UNEARTHING

An artist residency commissioned by Chase & Chalke LPS 2022

Chase and Chalke Landscape Partnership Scheme worked with artist Sara Dudman throughout 2022 to unearth and share the fascinating stories, geology and histories of the Chase and Chalke area through its earth colours.

Sara undertook 4 ‘Sporadic Nomadic Walks’ through The Chalke Valley and Cranborne Chase in March ‘22, accompanied by fellow walkers, bringing local, natural history, architectural and historic knowledge to their walks. They followed ancient routes and pathways that criss-crossed the landscape, collecting carefully chosen earth pigments to create artworks that re-interpret their experience of the landscape; referencing trees, flora, geology, history, pathways and ancient settlements.

Sara describes herself as a ‘hunter-gatherer’. But she wasn’t only hunting for the raw materials with which she has made the paints and pastels used in the artwork here. She searched out the myriad of stories which every footstep revealed, with help from wonderful volunteers and local knowledge of farmers, artists and an archaeologist.

Earths and rocks collected during the walks were labelled with the exact location and description of where they were found, resulting in a collection of pigments, paints and pastels, each with a story to tell. 

Sara collected specimens of wildflowers growing along Shire Rack on Day 4 of the ‘Sporadic Nomadic Walks’ and on a further visit to Win Green, abundant with wildflowers in May.
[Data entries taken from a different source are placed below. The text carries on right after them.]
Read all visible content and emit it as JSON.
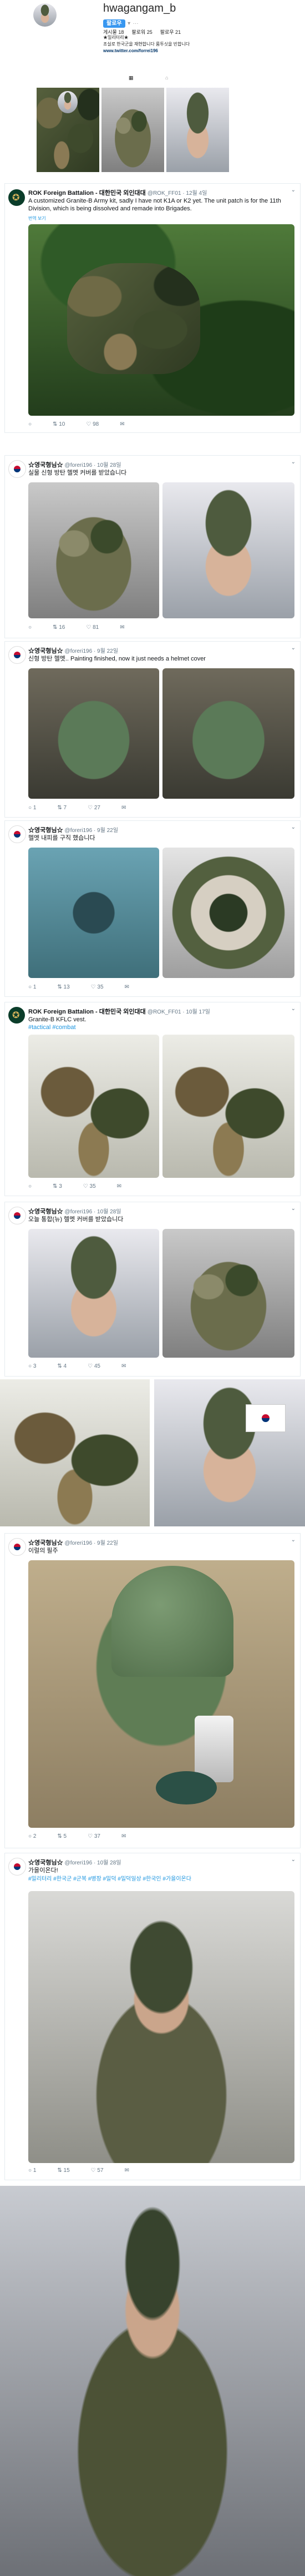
{
  "profile": {
    "username": "hwagangam_b",
    "follow_label": "팔로우",
    "stats": [
      "게시물 18",
      "팔로워 25",
      "팔로우 21"
    ],
    "bio_lines": [
      "★밀리터리★",
      "조실로 한국군을 재현합니다 룸투싯을 빈합니다",
      "www.twitter.com/forrei196"
    ],
    "tab_icons": [
      "grid-icon",
      "tag-icon"
    ]
  },
  "tweets": [
    {
      "author": "ROK Foreign Battalion - 대한민국 외인대대",
      "handle": "@ROK_FF01 · 12월 4일",
      "text": "A customized Granite-B Army kit, sadly I have not K1A or K2 yet. The unit patch is for the 11th Division, which is being dissolved and remade into Brigades.",
      "translate": "번역 보기",
      "actions": [
        "○",
        "⇅ 10",
        "♡ 98",
        "✉"
      ]
    },
    {
      "author": "☆영국형님☆",
      "handle": "@foreri196 · 10월 28일",
      "text": "실물 신형 방탄 헬멧 커버를 받았습니다",
      "actions": [
        "○",
        "⇅ 16",
        "♡ 81",
        "✉"
      ]
    },
    {
      "author": "☆영국형님☆",
      "handle": "@foreri196 · 9월 22일",
      "text": "신형 방탄 헬멧.. Painting finished, now it just needs a helmet cover",
      "actions": [
        "○ 1",
        "⇅ 7",
        "♡ 27",
        "✉"
      ]
    },
    {
      "author": "☆영국형님☆",
      "handle": "@foreri196 · 9월 22일",
      "text": "헬멧 내피를 구직 했습니다",
      "actions": [
        "○ 1",
        "⇅ 13",
        "♡ 35",
        "✉"
      ]
    },
    {
      "author": "ROK Foreign Battalion - 대한민국 외인대대",
      "handle": "@ROK_FF01 · 10월 17일",
      "text": "Granite-B KFLC vest.",
      "hashtag": "#tactical #combat",
      "actions": [
        "○",
        "⇅ 3",
        "♡ 35",
        "✉"
      ]
    },
    {
      "author": "☆영국형님☆",
      "handle": "@foreri196 · 10월 28일",
      "text": "오늘 통합(뉴) 헬멧 커버를 받았습니다",
      "actions": [
        "○ 3",
        "⇅ 4",
        "♡ 45",
        "✉"
      ]
    },
    {
      "author": "☆영국형님☆",
      "handle": "@foreri196 · 9월 22일",
      "text": "이럴의 필주",
      "actions": [
        "○ 2",
        "⇅ 5",
        "♡ 37",
        "✉"
      ]
    },
    {
      "author": "☆영국형님☆",
      "handle": "@foreri196 · 10월 28일",
      "text": "가을이온다!",
      "hashtag": "#밀리터리 #한국군 #군복 #병장 #밀덕 #밀덕일상 #한국인 #가을이온다",
      "actions": [
        "○ 1",
        "⇅ 15",
        "♡ 57",
        "✉"
      ]
    }
  ],
  "colors": {
    "link": "#1b95e0",
    "follow": "#3897f0",
    "border": "#e6ecf0"
  }
}
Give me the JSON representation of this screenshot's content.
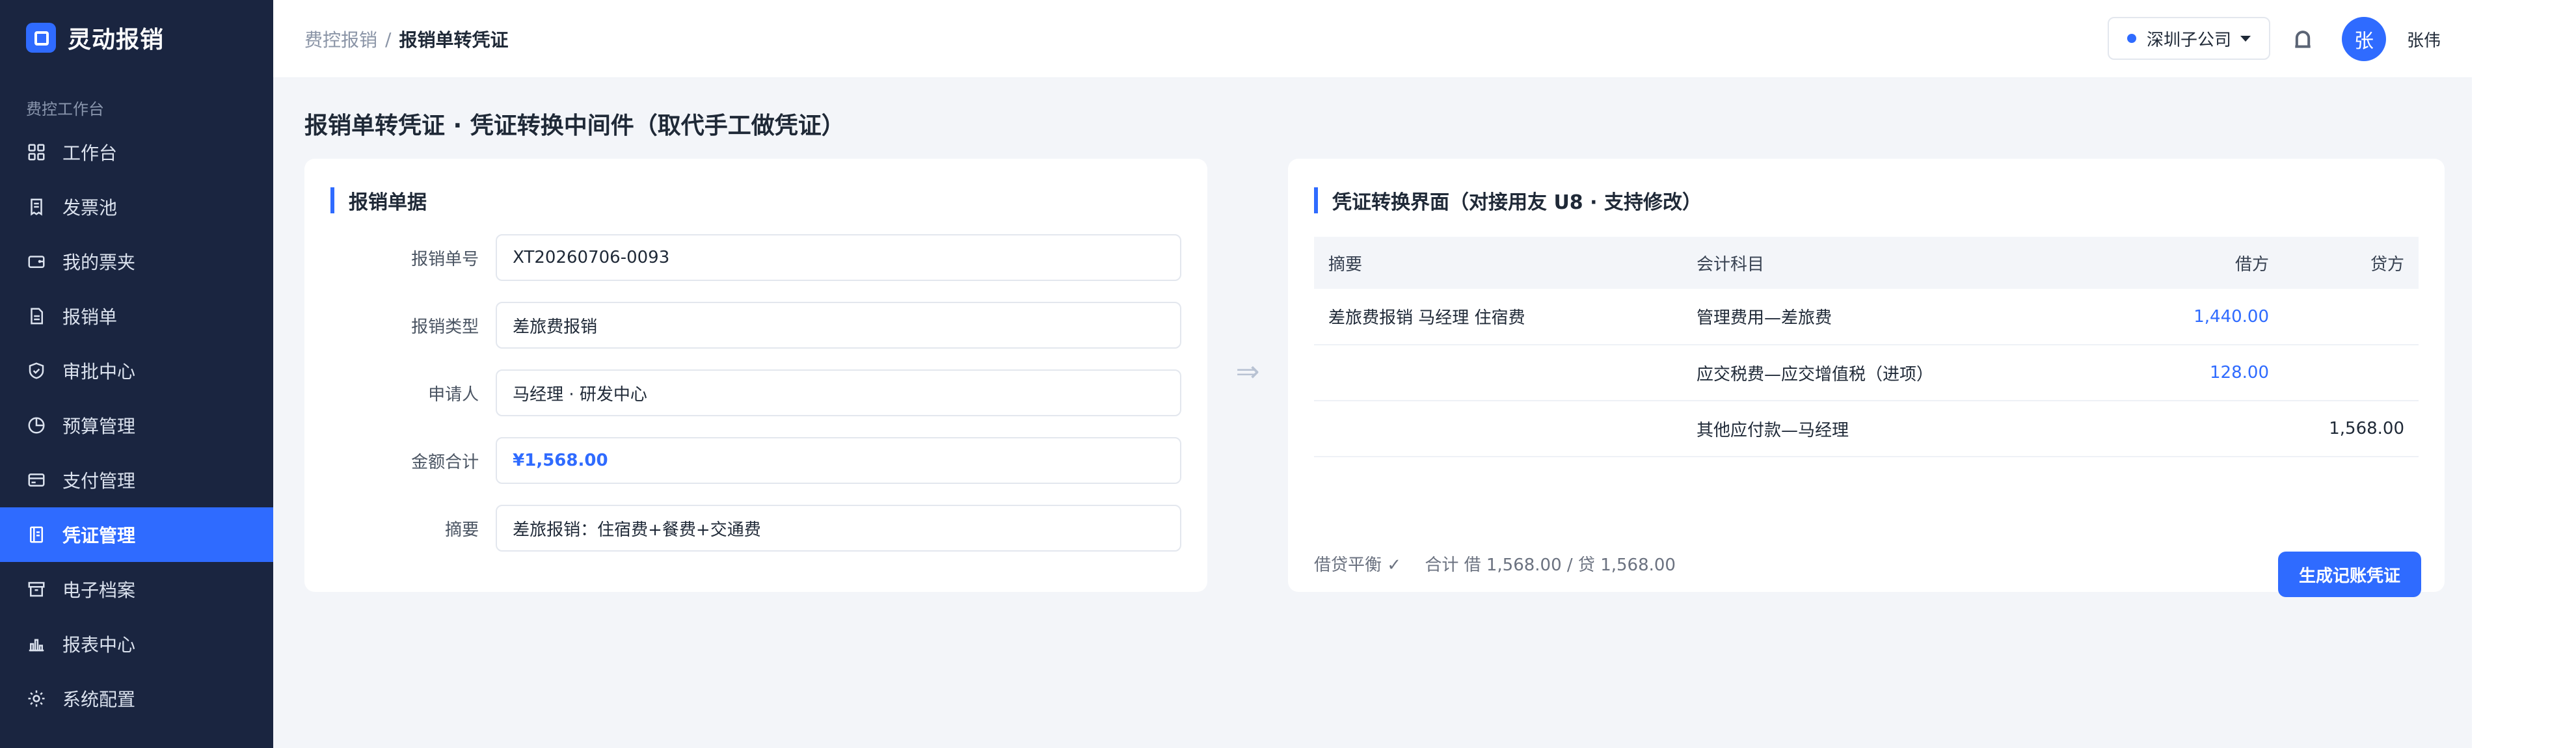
{
  "app": {
    "name": "灵动报销"
  },
  "sidebar": {
    "section": "费控工作台",
    "items": [
      {
        "label": "工作台",
        "icon": "grid-icon"
      },
      {
        "label": "发票池",
        "icon": "invoice-icon"
      },
      {
        "label": "我的票夹",
        "icon": "wallet-icon"
      },
      {
        "label": "报销单",
        "icon": "document-icon"
      },
      {
        "label": "审批中心",
        "icon": "shield-icon"
      },
      {
        "label": "预算管理",
        "icon": "pie-chart-icon"
      },
      {
        "label": "支付管理",
        "icon": "card-icon"
      },
      {
        "label": "凭证管理",
        "icon": "voucher-icon",
        "active": true
      },
      {
        "label": "电子档案",
        "icon": "archive-icon"
      },
      {
        "label": "报表中心",
        "icon": "bar-chart-icon"
      },
      {
        "label": "系统配置",
        "icon": "gear-icon"
      }
    ]
  },
  "header": {
    "breadcrumb_parent": "费控报销",
    "breadcrumb_sep": "/",
    "breadcrumb_current": "报销单转凭证",
    "org": "深圳子公司",
    "avatar": "张",
    "user": "张伟"
  },
  "page": {
    "title": "报销单转凭证 · 凭证转换中间件（取代手工做凭证）"
  },
  "form": {
    "title": "报销单据",
    "fields": [
      {
        "label": "报销单号",
        "value": "XT20260706-0093"
      },
      {
        "label": "报销类型",
        "value": "差旅费报销"
      },
      {
        "label": "申请人",
        "value": "马经理 · 研发中心"
      },
      {
        "label": "金额合计",
        "value": "¥1,568.00"
      },
      {
        "label": "摘要",
        "value": "差旅报销：住宿费+餐费+交通费"
      }
    ]
  },
  "arrow": "⇒",
  "voucher": {
    "title": "凭证转换界面（对接用友 U8 · 支持修改）",
    "columns": [
      "摘要",
      "会计科目",
      "借方",
      "贷方"
    ],
    "rows": [
      {
        "summary": "差旅费报销 马经理 住宿费",
        "account": "管理费用—差旅费",
        "debit": "1,440.00",
        "credit": ""
      },
      {
        "summary": "",
        "account": "应交税费—应交增值税（进项）",
        "debit": "128.00",
        "credit": ""
      },
      {
        "summary": "",
        "account": "其他应付款—马经理",
        "debit": "",
        "credit": "1,568.00"
      }
    ],
    "balance_status": "借贷平衡 ✓",
    "balance_total": "合计 借 1,568.00 / 贷 1,568.00",
    "generate_label": "生成记账凭证"
  }
}
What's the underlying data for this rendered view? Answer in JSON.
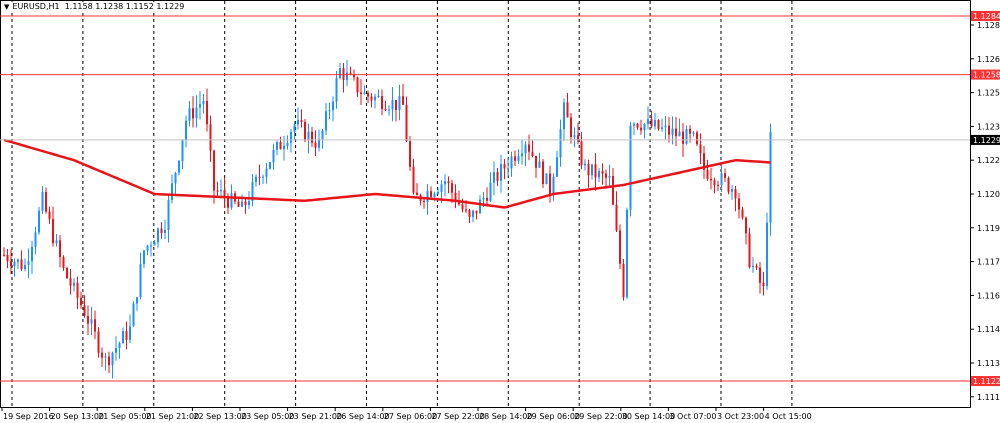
{
  "header": {
    "symbol": "EURUSD,H1",
    "open": "1.1158",
    "high": "1.1238",
    "low": "1.1152",
    "close": "1.1229"
  },
  "colors": {
    "bull": "#1e90ff",
    "bear": "#e8141a",
    "ma": "#e8141a",
    "level": "#ff3030",
    "grid": "#000000"
  },
  "chart_data": {
    "type": "candlestick",
    "title": "EURUSD,H1",
    "ylim": [
      1.1108,
      1.1292
    ],
    "y_ticks": [
      "1.1280",
      "1.1265",
      "1.1250",
      "1.1235",
      "1.1220",
      "1.1205",
      "1.1190",
      "1.1175",
      "1.1160",
      "1.1145",
      "1.1130",
      "1.1115"
    ],
    "x_ticks": [
      "19 Sep 2016",
      "20 Sep 13:00",
      "21 Sep 05:00",
      "21 Sep 21:00",
      "22 Sep 13:00",
      "23 Sep 05:00",
      "23 Sep 21:00",
      "26 Sep 14:00",
      "27 Sep 06:00",
      "27 Sep 22:00",
      "28 Sep 14:00",
      "29 Sep 06:00",
      "29 Sep 22:00",
      "30 Sep 14:00",
      "3 Oct 07:00",
      "3 Oct 23:00",
      "4 Oct 15:00"
    ],
    "levels": [
      {
        "price": 1.1284,
        "label": "1.1284"
      },
      {
        "price": 1.1258,
        "label": "1.1258"
      },
      {
        "price": 1.1122,
        "label": "1.1122"
      }
    ],
    "current_price": {
      "price": 1.1229,
      "label": "1.1229"
    },
    "price_path": [
      [
        0,
        1.1178
      ],
      [
        6,
        1.1173
      ],
      [
        11,
        1.1202
      ],
      [
        17,
        1.1171
      ],
      [
        23,
        1.1153
      ],
      [
        29,
        1.1131
      ],
      [
        36,
        1.1145
      ],
      [
        40,
        1.118
      ],
      [
        46,
        1.1193
      ],
      [
        52,
        1.1238
      ],
      [
        57,
        1.1247
      ],
      [
        60,
        1.1207
      ],
      [
        68,
        1.1198
      ],
      [
        74,
        1.1216
      ],
      [
        83,
        1.1236
      ],
      [
        90,
        1.1227
      ],
      [
        96,
        1.126
      ],
      [
        103,
        1.1249
      ],
      [
        114,
        1.1244
      ],
      [
        117,
        1.1202
      ],
      [
        126,
        1.1211
      ],
      [
        133,
        1.1193
      ],
      [
        140,
        1.1211
      ],
      [
        149,
        1.1229
      ],
      [
        156,
        1.1207
      ],
      [
        160,
        1.1242
      ],
      [
        166,
        1.1216
      ],
      [
        173,
        1.1211
      ],
      [
        177,
        1.1162
      ],
      [
        179,
        1.1238
      ],
      [
        189,
        1.1233
      ],
      [
        197,
        1.1229
      ],
      [
        200,
        1.1216
      ],
      [
        209,
        1.1207
      ],
      [
        213,
        1.1176
      ],
      [
        217,
        1.1162
      ],
      [
        219,
        1.1229
      ]
    ],
    "moving_average": [
      [
        0,
        1.1229
      ],
      [
        20,
        1.122
      ],
      [
        43,
        1.1205
      ],
      [
        86,
        1.1202
      ],
      [
        106,
        1.1205
      ],
      [
        129,
        1.1202
      ],
      [
        143,
        1.1199
      ],
      [
        157,
        1.1205
      ],
      [
        177,
        1.1209
      ],
      [
        209,
        1.122
      ],
      [
        219,
        1.1219
      ]
    ]
  }
}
The flora-based paintings follow the tradition of botanical art, but using paints created from the earths from which the plants have grown and in turn will also become. 

Much of Sara’s residency revolved around mapping. Shire Rack, an ancient shire boundary, originating as a series of oak trees by which locals navigated their way through forests on their hunts, was one of many features encountered, researched and explored during the ‘Nomadic Sporadic Walks’, each documented in the 4 large map artworks.

As well as making her own new body of work, Sara worked with communities to create collaborative paintings and drawings using natural earth pigments foraged from the landscape. The collected rocks, soil and chalk were transformed into earth-pigment paint. The artworks together tell the visual stories of Cranborne Chase’s natural environment, geology and history.